しかしこれほど1日中座りづめだと腰が痛い。おまけにマイクロリーダーを扱う手さばきはますます華麗になり,パチプロというよりも,デートで助手席に手をまわしてスマートにバック駐車する男性のよう。これでは北の殿方どころか,北の女性の心をわしづかみにしてしまうかもしれない。

パターン1

座りづめになってPCのディスプレイを熱心に見つめる私を熱心に見つめる青年。やがて意を決して近づいてくる。「あの……」「あの,いや,えっと,おのが身は云々」「えっ?いや,あなたに苔が生えています」

パターン2

華麗な手さばきでマイクロを操作する私をうっとりと見つめる少女。やがて意を決して近づいてくる。「あの,あの,お友達になってください!」「えっ,あのその,おのが身はそちらの国のものにはあらず,ストレートのものなり」

さて,今日の穂村弘。『本当はちがうんだ日記』58-9頁より。

本当はちがうんだ日記 (集英社文庫)
私は女の子とキスをするとき,「好き?」とか訊かれたりするのが嫌で,性欲だけのキスがしたいのだが,その瞬間に,む,これで「負」のスタンプが一個か,とちょっと不安になる。内心びびりながらも,スタンプ帳なんて本当にはあるもんか,仮にあったところで女の子だって楽しむんだからおあいこだ,と舌を絡める。<中略>性欲だけのキスを何度も繰り返して,これが「負」ならもう随分スタンプがたまったはずだけど,別になんにも起きないぞ,と思ってほっとしていた私は,最近の自分の写真を眺めていて,怖ろしいことに気がついた。笑顔が醜いのである。
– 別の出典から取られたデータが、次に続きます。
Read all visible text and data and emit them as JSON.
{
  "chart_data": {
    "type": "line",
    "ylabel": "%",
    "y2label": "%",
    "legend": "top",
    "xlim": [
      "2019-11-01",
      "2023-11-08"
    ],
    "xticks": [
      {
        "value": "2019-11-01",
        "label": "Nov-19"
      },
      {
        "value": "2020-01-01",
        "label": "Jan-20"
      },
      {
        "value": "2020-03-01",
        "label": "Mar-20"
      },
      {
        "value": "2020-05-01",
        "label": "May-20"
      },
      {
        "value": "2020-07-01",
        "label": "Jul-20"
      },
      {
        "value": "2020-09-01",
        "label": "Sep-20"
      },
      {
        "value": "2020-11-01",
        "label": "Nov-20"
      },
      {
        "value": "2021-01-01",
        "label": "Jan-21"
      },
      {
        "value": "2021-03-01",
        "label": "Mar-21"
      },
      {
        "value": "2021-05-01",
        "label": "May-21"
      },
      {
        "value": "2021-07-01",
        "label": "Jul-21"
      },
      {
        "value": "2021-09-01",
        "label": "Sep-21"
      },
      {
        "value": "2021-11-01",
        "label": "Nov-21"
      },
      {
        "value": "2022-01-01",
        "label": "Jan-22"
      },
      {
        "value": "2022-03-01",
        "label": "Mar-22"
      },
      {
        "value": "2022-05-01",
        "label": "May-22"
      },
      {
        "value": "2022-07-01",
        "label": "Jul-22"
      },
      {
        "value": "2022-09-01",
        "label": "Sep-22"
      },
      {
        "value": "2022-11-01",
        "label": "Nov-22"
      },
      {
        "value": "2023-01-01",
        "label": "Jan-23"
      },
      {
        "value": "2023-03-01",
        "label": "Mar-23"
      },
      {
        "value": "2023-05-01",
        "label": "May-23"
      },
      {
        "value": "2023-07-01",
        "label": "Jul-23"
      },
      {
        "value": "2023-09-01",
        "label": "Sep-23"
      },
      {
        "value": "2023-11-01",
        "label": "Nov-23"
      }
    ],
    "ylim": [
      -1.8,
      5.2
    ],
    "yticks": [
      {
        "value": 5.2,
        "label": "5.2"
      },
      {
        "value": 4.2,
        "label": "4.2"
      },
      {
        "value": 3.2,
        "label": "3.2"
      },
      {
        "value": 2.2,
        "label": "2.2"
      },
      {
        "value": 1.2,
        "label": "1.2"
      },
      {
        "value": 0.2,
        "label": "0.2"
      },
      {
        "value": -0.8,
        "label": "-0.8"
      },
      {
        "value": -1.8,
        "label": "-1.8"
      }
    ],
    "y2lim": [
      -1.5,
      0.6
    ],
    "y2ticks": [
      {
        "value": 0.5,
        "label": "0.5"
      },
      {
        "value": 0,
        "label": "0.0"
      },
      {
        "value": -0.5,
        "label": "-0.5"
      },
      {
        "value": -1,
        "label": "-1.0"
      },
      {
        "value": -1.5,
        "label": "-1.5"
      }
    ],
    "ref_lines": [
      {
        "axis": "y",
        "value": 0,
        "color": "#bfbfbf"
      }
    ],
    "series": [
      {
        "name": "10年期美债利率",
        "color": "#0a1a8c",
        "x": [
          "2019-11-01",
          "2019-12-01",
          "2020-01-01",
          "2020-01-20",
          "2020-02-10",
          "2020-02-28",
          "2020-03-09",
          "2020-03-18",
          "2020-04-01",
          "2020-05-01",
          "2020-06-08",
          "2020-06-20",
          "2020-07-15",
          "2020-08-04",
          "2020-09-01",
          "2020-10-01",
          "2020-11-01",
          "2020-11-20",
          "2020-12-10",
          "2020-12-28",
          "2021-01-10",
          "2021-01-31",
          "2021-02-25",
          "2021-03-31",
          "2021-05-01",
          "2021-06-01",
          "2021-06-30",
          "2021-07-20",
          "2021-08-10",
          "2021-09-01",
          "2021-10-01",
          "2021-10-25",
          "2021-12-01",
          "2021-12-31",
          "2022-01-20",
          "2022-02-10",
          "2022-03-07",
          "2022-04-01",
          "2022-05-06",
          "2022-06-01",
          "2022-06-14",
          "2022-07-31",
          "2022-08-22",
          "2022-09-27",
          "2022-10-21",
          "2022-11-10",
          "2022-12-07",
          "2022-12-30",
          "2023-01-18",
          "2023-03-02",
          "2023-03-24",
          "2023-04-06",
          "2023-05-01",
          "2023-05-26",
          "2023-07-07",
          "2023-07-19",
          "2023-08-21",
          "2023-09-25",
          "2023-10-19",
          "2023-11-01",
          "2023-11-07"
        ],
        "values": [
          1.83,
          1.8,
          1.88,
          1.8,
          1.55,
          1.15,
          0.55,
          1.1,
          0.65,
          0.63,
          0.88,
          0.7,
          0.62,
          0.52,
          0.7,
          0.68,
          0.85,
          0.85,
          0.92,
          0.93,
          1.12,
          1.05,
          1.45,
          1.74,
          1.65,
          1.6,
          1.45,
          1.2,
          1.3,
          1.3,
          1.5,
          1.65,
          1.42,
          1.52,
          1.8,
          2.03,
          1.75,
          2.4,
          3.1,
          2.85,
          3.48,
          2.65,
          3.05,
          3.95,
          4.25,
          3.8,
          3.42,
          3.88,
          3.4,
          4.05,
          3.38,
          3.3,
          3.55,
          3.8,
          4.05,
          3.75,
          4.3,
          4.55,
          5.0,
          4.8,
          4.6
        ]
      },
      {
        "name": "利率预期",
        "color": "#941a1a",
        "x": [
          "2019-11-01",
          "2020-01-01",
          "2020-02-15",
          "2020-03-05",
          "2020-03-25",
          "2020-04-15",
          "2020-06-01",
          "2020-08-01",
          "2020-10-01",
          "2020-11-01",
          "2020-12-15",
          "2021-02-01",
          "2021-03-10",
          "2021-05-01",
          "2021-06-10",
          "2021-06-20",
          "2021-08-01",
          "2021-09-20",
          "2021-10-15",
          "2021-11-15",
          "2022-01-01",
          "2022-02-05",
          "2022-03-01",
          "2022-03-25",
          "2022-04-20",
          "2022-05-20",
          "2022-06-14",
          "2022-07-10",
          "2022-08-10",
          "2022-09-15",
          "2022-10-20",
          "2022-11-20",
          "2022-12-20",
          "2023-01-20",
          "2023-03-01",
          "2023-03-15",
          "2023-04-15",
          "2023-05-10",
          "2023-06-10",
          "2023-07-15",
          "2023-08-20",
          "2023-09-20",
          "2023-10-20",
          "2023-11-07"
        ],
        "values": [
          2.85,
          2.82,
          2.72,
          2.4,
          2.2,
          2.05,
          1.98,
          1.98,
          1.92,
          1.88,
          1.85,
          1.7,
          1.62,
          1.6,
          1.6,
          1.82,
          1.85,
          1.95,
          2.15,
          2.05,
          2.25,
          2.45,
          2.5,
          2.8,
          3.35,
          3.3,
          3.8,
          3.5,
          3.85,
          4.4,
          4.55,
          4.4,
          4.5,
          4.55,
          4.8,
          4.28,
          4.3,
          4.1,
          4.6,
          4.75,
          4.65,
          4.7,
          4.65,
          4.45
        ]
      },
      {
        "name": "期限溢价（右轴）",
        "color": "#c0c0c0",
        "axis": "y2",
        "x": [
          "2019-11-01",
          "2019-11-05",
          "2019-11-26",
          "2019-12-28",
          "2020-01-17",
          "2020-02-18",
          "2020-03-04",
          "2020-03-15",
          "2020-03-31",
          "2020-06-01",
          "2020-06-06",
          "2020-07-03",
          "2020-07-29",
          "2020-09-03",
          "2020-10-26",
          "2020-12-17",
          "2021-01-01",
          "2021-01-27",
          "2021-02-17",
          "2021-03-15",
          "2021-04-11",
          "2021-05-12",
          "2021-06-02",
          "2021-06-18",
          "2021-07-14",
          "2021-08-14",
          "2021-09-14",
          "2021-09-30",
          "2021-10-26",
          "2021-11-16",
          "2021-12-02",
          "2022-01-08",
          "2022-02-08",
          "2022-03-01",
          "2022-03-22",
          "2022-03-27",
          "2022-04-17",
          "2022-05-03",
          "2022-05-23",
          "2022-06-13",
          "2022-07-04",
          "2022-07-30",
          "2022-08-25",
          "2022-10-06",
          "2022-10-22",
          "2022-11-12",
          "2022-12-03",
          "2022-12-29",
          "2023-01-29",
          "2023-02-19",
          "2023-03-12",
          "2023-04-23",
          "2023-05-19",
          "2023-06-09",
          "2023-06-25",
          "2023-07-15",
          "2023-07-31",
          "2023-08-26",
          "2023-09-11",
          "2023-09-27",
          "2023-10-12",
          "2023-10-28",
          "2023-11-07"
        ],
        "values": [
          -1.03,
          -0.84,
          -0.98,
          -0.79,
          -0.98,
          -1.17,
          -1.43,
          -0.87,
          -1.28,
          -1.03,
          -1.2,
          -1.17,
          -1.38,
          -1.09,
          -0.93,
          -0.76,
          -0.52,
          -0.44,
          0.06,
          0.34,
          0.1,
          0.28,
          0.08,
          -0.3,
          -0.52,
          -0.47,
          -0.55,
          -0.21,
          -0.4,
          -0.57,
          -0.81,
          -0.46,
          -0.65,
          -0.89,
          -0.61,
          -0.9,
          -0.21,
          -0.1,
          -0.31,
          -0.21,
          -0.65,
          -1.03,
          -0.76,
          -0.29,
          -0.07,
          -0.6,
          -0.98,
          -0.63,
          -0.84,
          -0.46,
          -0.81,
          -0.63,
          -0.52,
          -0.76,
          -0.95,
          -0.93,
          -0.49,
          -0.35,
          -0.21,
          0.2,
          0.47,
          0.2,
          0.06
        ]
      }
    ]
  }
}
スタンプがどうのこうのというのは本書を読んでいただくとして,うーわー,聞いてしまった。それは,たぶん,世の女性たちすべてが知りたくなかったことではなかろうか。いや,頭ではうすうすわかっていつつも,絶対に確信したくなかったことではなかろうか。男性の口から聞きたくなかったことではなかろうか。キスするときに「好き?」とか訊かれるのは「困る」を通り越して「嫌」なのか。そして「性欲だけのセックス」ならまだしも,「性欲だけのキス」って。「だけ」って。しかも「性欲だけのキス」が「したい」って。結果的に性欲だけになるのならまだわかるが。まだ納得もいくが。しかも穂村さん,この少し後で「性欲だけのキス」のことを「性欲キス」と略称なさいました。もうダメです。ああ,これで例えば友人が,グレーな関係にある男性とキスをしてしまい,しかし付き合っている状態にはないなどの事情で悩んでいたりするとき,その相談に乗っていたりするとき,「あのキスは何だったの」などと泣いていたりするとき,わたしはいちいちこの一節を脳裏に浮かべることになるだろう。ああ。しかしわたしは穂村さんに幻滅するどころか,ますます好きになってしまいました。